The big shock in the Supreme Court’s Obamacare ruling was not that the law was upheld. Most people thought there was a substantial chance Justice Kennedy would side with the four liberal Justices.
But almost no one thought that it would be Chief Justice John Roberts who would be the swing vote, and that he would uphold the law not based on the Commerce Clause, but upon Congress’ taxing power.
The leaks from the Supreme Court were that Roberts was bullied into changing his mind by the open and boisterous taunts by the Obama administration, Democrats and the media that the credibility of the Supreme Court would be irreparably damaged, and with it Robert’s legacy as Chief Justice, if the Court intervened in the political dispute over Obamacare.
Regardless of whether Roberts flipped or the reason, the one thing that was not in doubt was that Democrats deliberately tried to influence the Court through a publicity campaign centered on the supposed damage to the Court as an institution should it strike down Obamacare:
Even liberal WaPo columnist Ruth Marcus was shocked by Obama’s transparent ref gaming:
There was something rather unsettling in President Obama’s preemptive strike on the Supreme Court at Monday’s news conference …
Exactly the same attempt to exert political pressure on the Court has started from the second the Court announced on Friday that it would hear the DOMA and California gay marriage cases.
Greg Sargent, who once accused me of “transparent ref gaming” for criticizing Chuck Todd (!) and David Gregory (!), is quite open about the strategy he is advocating and also is hearing from the pro-gay marriage legal team that Obama should issue a legal opinion supporting gay marriage (emphasis mine):
The Supreme Court’s decision to weigh in on two gay marriage cases has raised an important question: Will the Obama administration offer clarity on whether he thinks gay and lesbian Americans have a constitutional, as opposed to a moral, right to marry?
The Obama Justice Department is not saying whether it will address this question. But sources tell me the legal team representing the plaintiffs in the Proposition 8 case — Ted Olson, David Boise, and Ted Boutrous — plan to lobby the administration to publicly declare that the right to gay marriage is protected by the constitution, and to file a legal brief supporting their argument to that effect.
This would be a big, big move on the administration’s part. And Obama must do it, for two reasons. First, because it could help influence the Supreme Court to reach a broad conclusion on the constitutionality of gay marriage.
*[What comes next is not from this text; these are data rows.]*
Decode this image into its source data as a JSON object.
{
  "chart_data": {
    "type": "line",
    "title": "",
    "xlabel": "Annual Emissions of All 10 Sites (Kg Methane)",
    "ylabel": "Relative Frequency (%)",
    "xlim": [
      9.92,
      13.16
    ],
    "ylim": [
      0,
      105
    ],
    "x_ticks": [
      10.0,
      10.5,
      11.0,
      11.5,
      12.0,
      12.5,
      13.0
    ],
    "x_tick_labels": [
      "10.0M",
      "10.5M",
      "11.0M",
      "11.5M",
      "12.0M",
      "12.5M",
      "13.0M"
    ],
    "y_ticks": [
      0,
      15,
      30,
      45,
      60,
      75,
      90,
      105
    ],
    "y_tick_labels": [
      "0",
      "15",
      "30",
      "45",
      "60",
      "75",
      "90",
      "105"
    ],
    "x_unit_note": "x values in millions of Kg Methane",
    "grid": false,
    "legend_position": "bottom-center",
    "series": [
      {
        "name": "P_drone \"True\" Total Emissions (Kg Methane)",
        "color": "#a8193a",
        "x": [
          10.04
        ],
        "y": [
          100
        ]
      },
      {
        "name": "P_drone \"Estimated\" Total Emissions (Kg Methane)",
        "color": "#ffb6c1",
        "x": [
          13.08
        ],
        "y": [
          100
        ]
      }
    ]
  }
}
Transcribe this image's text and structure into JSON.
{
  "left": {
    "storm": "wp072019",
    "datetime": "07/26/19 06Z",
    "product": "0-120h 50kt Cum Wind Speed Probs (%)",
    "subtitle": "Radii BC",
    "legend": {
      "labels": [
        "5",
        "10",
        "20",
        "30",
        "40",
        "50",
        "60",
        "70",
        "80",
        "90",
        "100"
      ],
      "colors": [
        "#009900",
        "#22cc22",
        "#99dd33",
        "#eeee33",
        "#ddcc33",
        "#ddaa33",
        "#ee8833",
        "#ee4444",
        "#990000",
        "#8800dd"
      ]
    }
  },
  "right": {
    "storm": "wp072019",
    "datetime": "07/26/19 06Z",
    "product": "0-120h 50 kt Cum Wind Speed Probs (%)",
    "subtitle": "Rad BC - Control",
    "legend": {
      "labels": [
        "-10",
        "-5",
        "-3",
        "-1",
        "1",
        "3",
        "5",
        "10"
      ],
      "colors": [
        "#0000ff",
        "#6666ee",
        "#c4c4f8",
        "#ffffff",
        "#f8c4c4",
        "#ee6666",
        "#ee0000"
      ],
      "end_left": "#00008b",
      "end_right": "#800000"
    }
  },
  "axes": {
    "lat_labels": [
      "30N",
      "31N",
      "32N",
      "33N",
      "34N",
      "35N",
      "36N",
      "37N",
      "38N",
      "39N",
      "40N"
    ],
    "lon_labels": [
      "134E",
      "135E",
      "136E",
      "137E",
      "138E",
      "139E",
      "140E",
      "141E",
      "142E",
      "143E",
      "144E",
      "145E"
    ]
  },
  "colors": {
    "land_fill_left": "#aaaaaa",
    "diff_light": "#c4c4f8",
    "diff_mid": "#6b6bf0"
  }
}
Second, weighing in could help prepare public opinion to accept this right, too.
The argument is that the Supreme Court should raise its collective finger in the air, test the political and societal winds, and not end up on the “wrong side of history.” That phrase is now embedded in almost every mainstream media news report on the topic of the Supreme Court and gay marriage.
Here’s an example from ABC News (emphasis mine):
Will this newfound public opinion, largely driven by young people, women and Democrats, have an effect on the Supreme Court’s ultimate decision on the matter?
“I think (gay marriage is) just not a big deal for a lot of young people,” Elizabeth Wydra of the Constitutional Accountability Center says. “The justices are human beings so they’re not completely immune to public opinion. … I think the real question for them is going to be do they want to be on the wrong side of history?”
It’s one thing to argue that “history” (actually, politics) is moving in a particular direction, which in the case of gay marriage is debatable considering that 31 states are against and only 9 in favor. I think it is fair to say that the country is splitting along red and blue lines on the issue, and that split (as with many other issues) is the current sweep of history.
It’s quite another thing to try to game the Justices by asking them to decide the issue not based on their interpretation of the Constitution, but on the political implications for the Court of ruling one way or another.
That proponents of gay marriage feel the need to make the political and historical arguments as a means of influencing the Justices bespeaks a lack of confidence in their constitutional arguments.
Long ago and far away I predicted that Ted Olson and David Boies were too smart by half in their legal strategy, risking a Supreme Court ruling which would damage their political goal at a time when politics in many major states did seem to be moving their way. Just imagine if a repeal of Prop. 8 were on the ballot in California in 2012, rather than in the Courts.
We’ll see at the end of June if I was right.
In the meantime, expect the ref gaming to reach a fevered pitch right around the time of oral arguments and in the weeks to follow. But don’t expect any of the liberal Justices to be the target, everyone knows they are beyond influence.